Quantensprung für Österreich
Der Nobelpreis an Anton Zeilinger stärkt die Wissenschaft und könnte sich sogar auf die Haltung der Österreicher zu Wissenschaft und Forschung teleportieren.
Es war eine großartige Überraschung gestern: für den Wissenschaftler Anton Zeilinger sowieso, aber auch für Österreich. Der bekannte Experimentalphysiker erhielt zusammen mit zwei Kollegen aus Frankreich und den USA den diesjährigen Nobelpreis für Physik zugesprochen.
Auch wenn viele schon lange erhofft und erwartet haben, dass der charismatische Forscher, viele Jahre vor allem unter dem Kürzel „Mr. Beam“bekannt, diesen Preis verdient und auch bekommen wird, ist das keineswegs eine Selbstverständlichkeit. Neben einer unbestrittenen und national wie weltweit anerkannten Expertise muss man mit den richtigen Fragen zur richtigen Zeit auch richtig liegen. Auch innerhalb der Physik gibt es viele Teildisziplinen. Dass ein Experimentalphysiker mit einer Quantenfrage zum Zug kommt, war nicht unbedingt zu erwarten.
Zeilinger hat diese richtigen Fragen mit dem Thema von „verschränkten Teilchen“und der sogenannten „spukhaften Fernwirkung“seit Jahrzehnten gestellt und auch teilweise beantwortet. Was ursprünglich eher eine Art philosophischephysikalische Spitzfindigkeit schien, ein kaum beackertes, uninteressantes Feld, entpuppt sich in Zeiten der Kryptografie und des Quantencomputers als höchst relevant. Ihm ist aufrichtig zu gratulieren – für sein Gespür, für seine Hartnäckigkeit und für seine hohe Experimentierkunst.
Aber auch Österreich kann sich gratulieren. Der Preis ist indirekt eine Bestätigung eines Weges, den das Land seit etwa dem Jahr 2000 – stark angetrieben gerade auch von Zeilinger – eingeschlagen hat: Auf Leistung in der Wissenschaft zu setzen, diese zu honorieren und großartige Köpfe nach Österreich zu holen beziehungsweise hier zu halten.
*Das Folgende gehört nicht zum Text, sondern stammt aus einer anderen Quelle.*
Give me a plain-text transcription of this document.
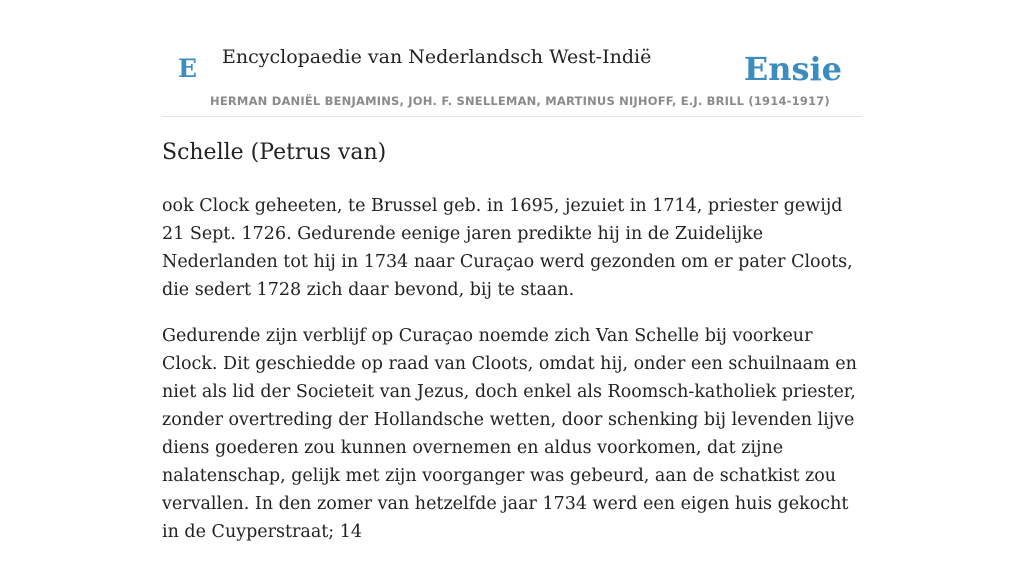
E Encyclopaedie van Nederlandsch West-Indië	Ensie
HERMAN DANIËL BENJAMINS, JOH. F. SNELLEMAN, MARTINUS NIJHOFF, E.J. BRILL (1914-1917)
Schelle (Petrus van)

ook Clock geheeten, te Brussel geb. in 1695, jezuiet in 1714, priester gewijd 21 Sept. 1726. Gedurende eenige jaren predikte hij in de Zuidelijke Nederlanden tot hij in 1734 naar Curaçao werd gezonden om er pater Cloots, die sedert 1728 zich daar bevond, bij te staan.

Gedurende zijn verblijf op Curaçao noemde zich Van Schelle bij voorkeur Clock. Dit geschiedde op raad van Cloots, omdat hij, onder een schuilnaam en niet als lid der Societeit van Jezus, doch enkel als Roomsch-katholiek priester, zonder overtreding der Hollandsche wetten, door schenking bij levenden lijve diens goederen zou kunnen overnemen en aldus voorkomen, dat zijne nalatenschap, gelijk met zijn voorganger was gebeurd, aan de schatkist zou vervallen. In den zomer van hetzelfde jaar 1734 werd een eigen huis gekocht in de Cuyperstraat; 14
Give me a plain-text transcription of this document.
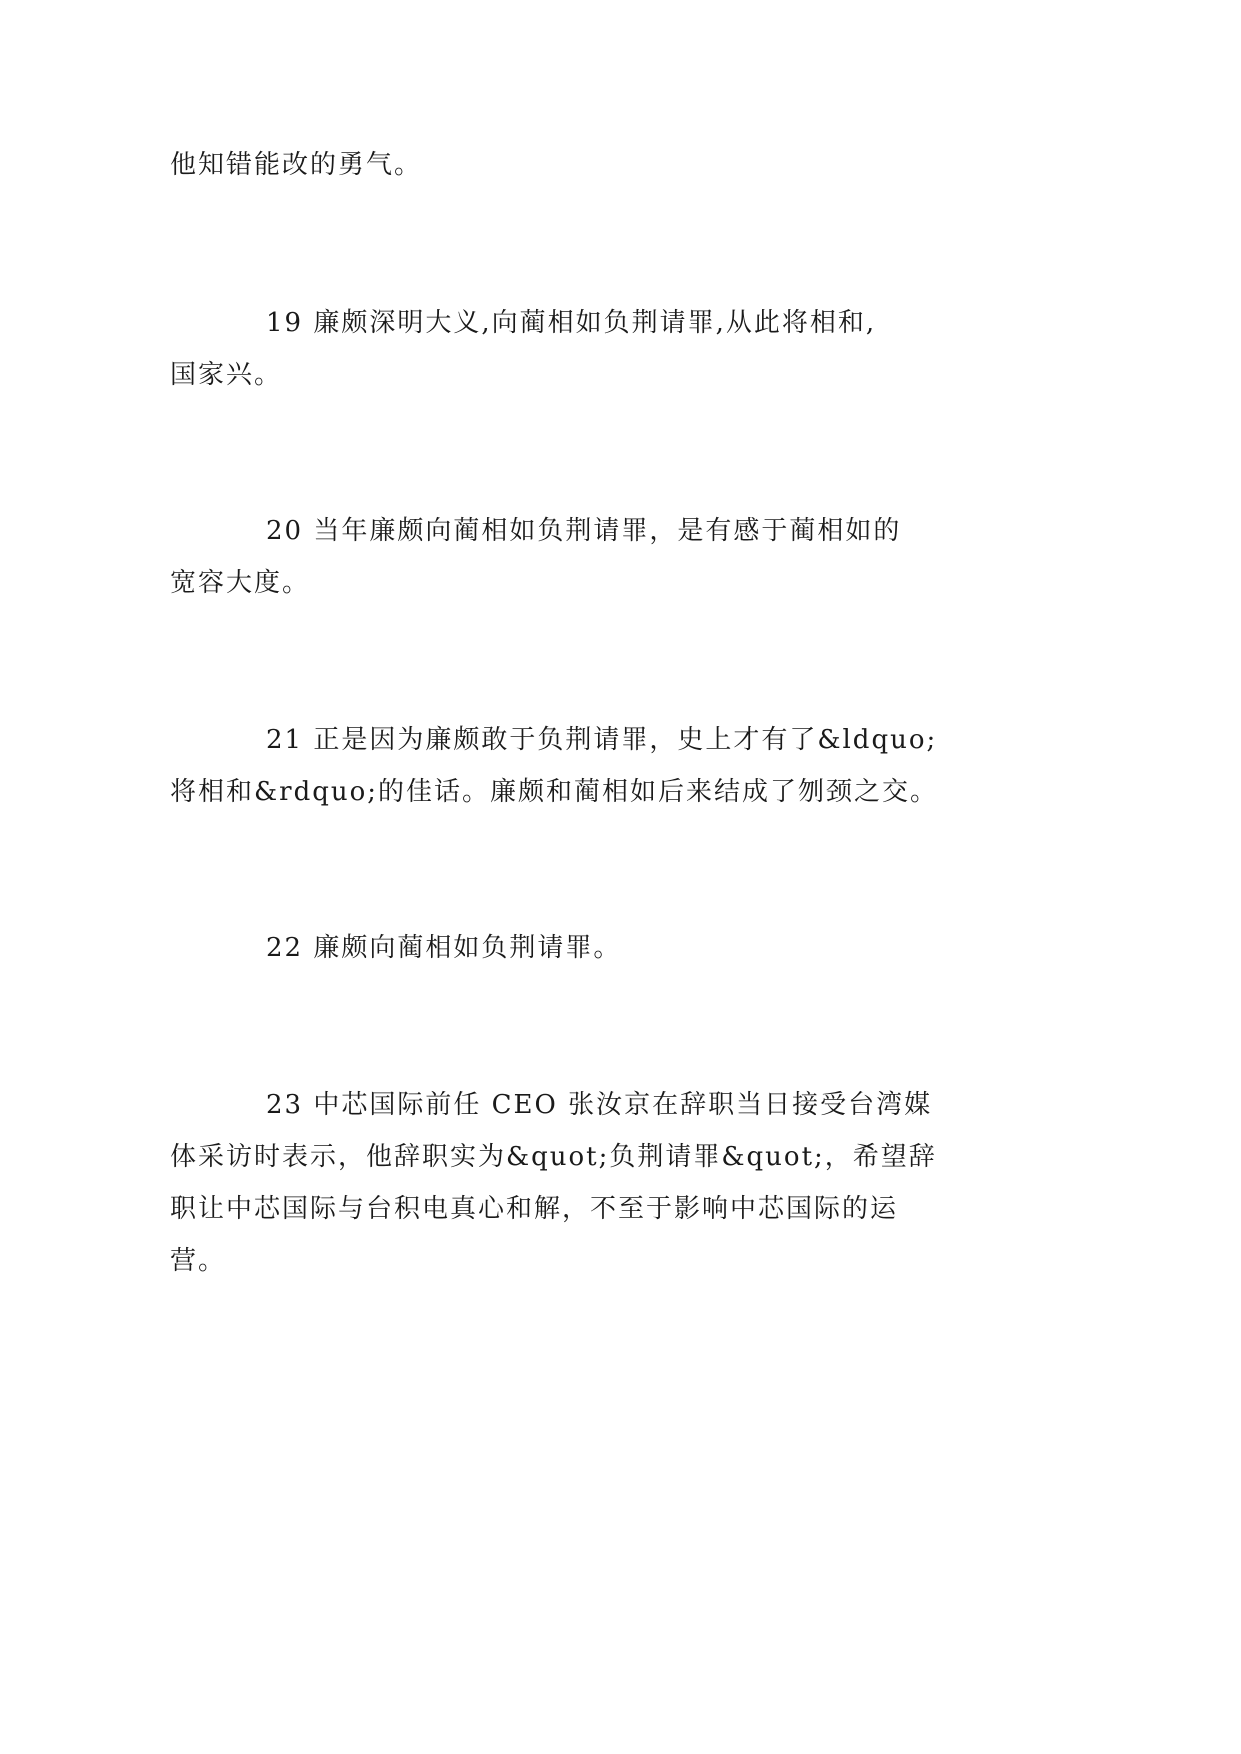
他知错能改的勇气。
19 廉颇深明大义,向蔺相如负荆请罪,从此将相和,
国家兴。
20 当年廉颇向蔺相如负荆请罪，是有感于蔺相如的
宽容大度。
21 正是因为廉颇敢于负荆请罪，史上才有了&ldquo;
将相和&rdquo;的佳话。廉颇和蔺相如后来结成了刎颈之交。
22 廉颇向蔺相如负荆请罪。
23 中芯国际前任 CEO 张汝京在辞职当日接受台湾媒
体采访时表示，他辞职实为&quot;负荆请罪&quot;，希望辞
职让中芯国际与台积电真心和解，不至于影响中芯国际的运
营。
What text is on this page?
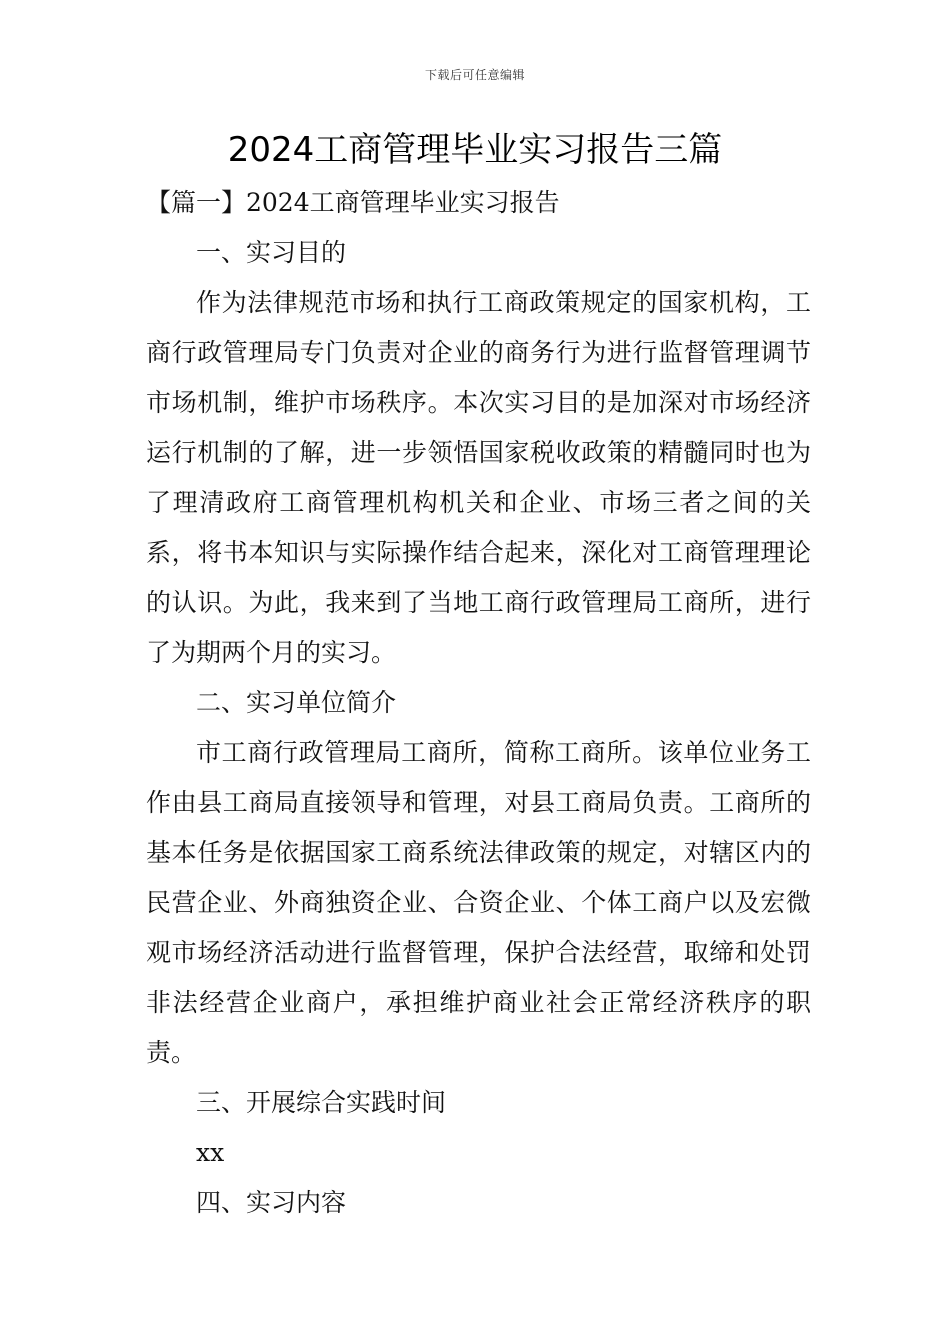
下载后可任意编辑
2024工商管理毕业实习报告三篇

【篇一】2024工商管理毕业实习报告

一、实习目的

作为法律规范市场和执行工商政策规定的国家机构，工商行政管理局专门负责对企业的商务行为进行监督管理调节市场机制，维护市场秩序。本次实习目的是加深对市场经济运行机制的了解，进一步领悟国家税收政策的精髓同时也为了理清政府工商管理机构机关和企业、市场三者之间的关系，将书本知识与实际操作结合起来，深化对工商管理理论的认识。为此，我来到了当地工商行政管理局工商所，进行了为期两个月的实习。

二、实习单位简介

市工商行政管理局工商所，简称工商所。该单位业务工作由县工商局直接领导和管理，对县工商局负责。工商所的基本任务是依据国家工商系统法律政策的规定，对辖区内的民营企业、外商独资企业、合资企业、个体工商户以及宏微观市场经济活动进行监督管理，保护合法经营，取缔和处罚非法经营企业商户，承担维护商业社会正常经济秩序的职责。

三、开展综合实践时间

xx

四、实习内容
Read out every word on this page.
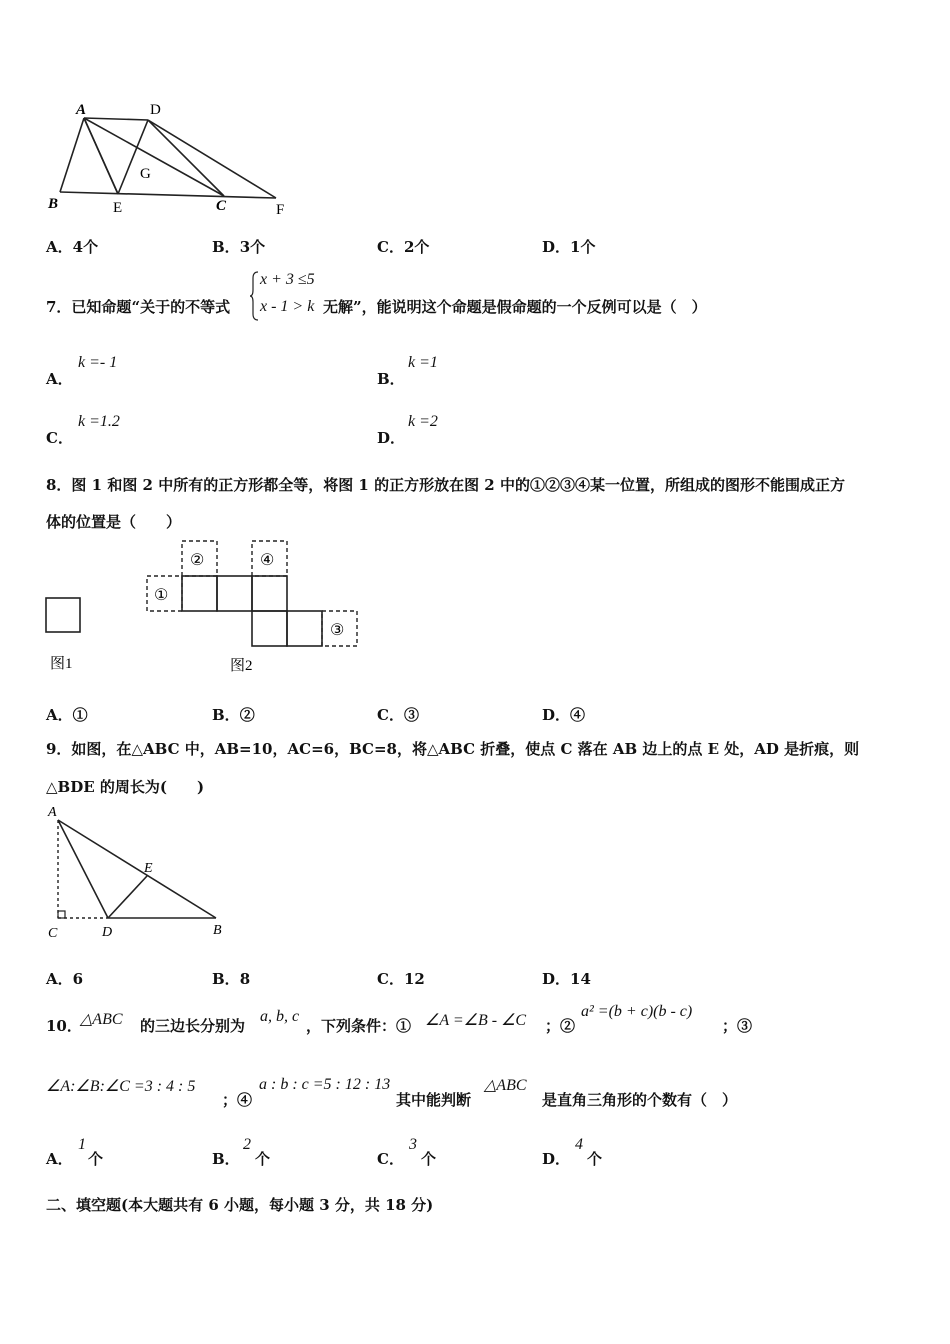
A	D
G
B	E	C	F
A．4个	B．3个	C．2个	D．1个
7．已知命题“关于的不等式
x + 3 ≤5
x - 1 > k 无解”，能说明这个命题是假命题的一个反例可以是（　）
A．
k =- 1
B．
k =1
C．
k =1.2
D．
k =2
8．图 1 和图 2 中所有的正方形都全等，将图 1 的正方形放在图 2 中的①②③④某一位置，所组成的图形不能围成正方
体的位置是（　　）
①
②	④
③
图1	图2
A．①	B．②	C．③	D．④
9．如图，在△ABC 中，AB=10，AC=6，BC=8，将△ABC 折叠，使点 C 落在 AB 边上的点 E 处，AD 是折痕，则
△BDE 的周长为(　　)
A
E
C	D	B
A．6	B．8	C．12	D．14
10．
△ABC 的三边长分别为
a, b, c
，下列条件：① ∠A =∠B - ∠C ；②
a² =(b + c)(b - c)
；③
∠A:∠B:∠C =3 : 4 : 5
；④
a : b : c =5 : 12 : 13
其中能判断
△ABC
是直角三角形的个数有（　）
A．
1
个	B．
2
个	C．
3
个	D．
4
个
二、填空题(本大题共有 6 小题，每小题 3 分，共 18 分)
Er selbst hatte die Republik dazu gedrängt, das Institute for Science and Technology („Elite-Uni“) zu realisieren. Auch dort hätten übrigens heute Nobelpreisträger sitzen können. Als Präsident brachte er zuletzt die Österreichische Akademie der Wissenschaften in ruhigere Gewässer und konnte mehr Geld und mehr Fokussierung erreichen.
Der Preis lässt aber auch einen Ruck durch die gesamten Naturwissenschaften gehen: Er ist ein starkes Zeichen, dass man konkurrenzfähig ist, dass Österreich auch in der Forschung weltweit mithalten kann und wieder an eine extrem stolze Tradition von Physikern wie Erwin Schrödinger, Victor Franz Hess und Wolfgang Pauli anschließen kann. eilinger dürfte künftig kräftig mithelfen, Politik und Gesellschaft zu überzeugen, das Geld nicht nur in Kunst, Kultur und Sport, sondern auch in die vermeintlich „zwecklosen“Grundlagenwissenschaften, in die Naturwissenschaften insgesamt zu investieren. Für die heimischen Forscherinnen und Forscher stellt dieser Preis einen Ansporn dar, noch höher und kühner und noch ehrgeiziger zu denken als bisher. Und für die Bevölkerung bietet er einen Anlass, ein bisschen von Wissenschaftsskepsis und -raunzerei abzurücken.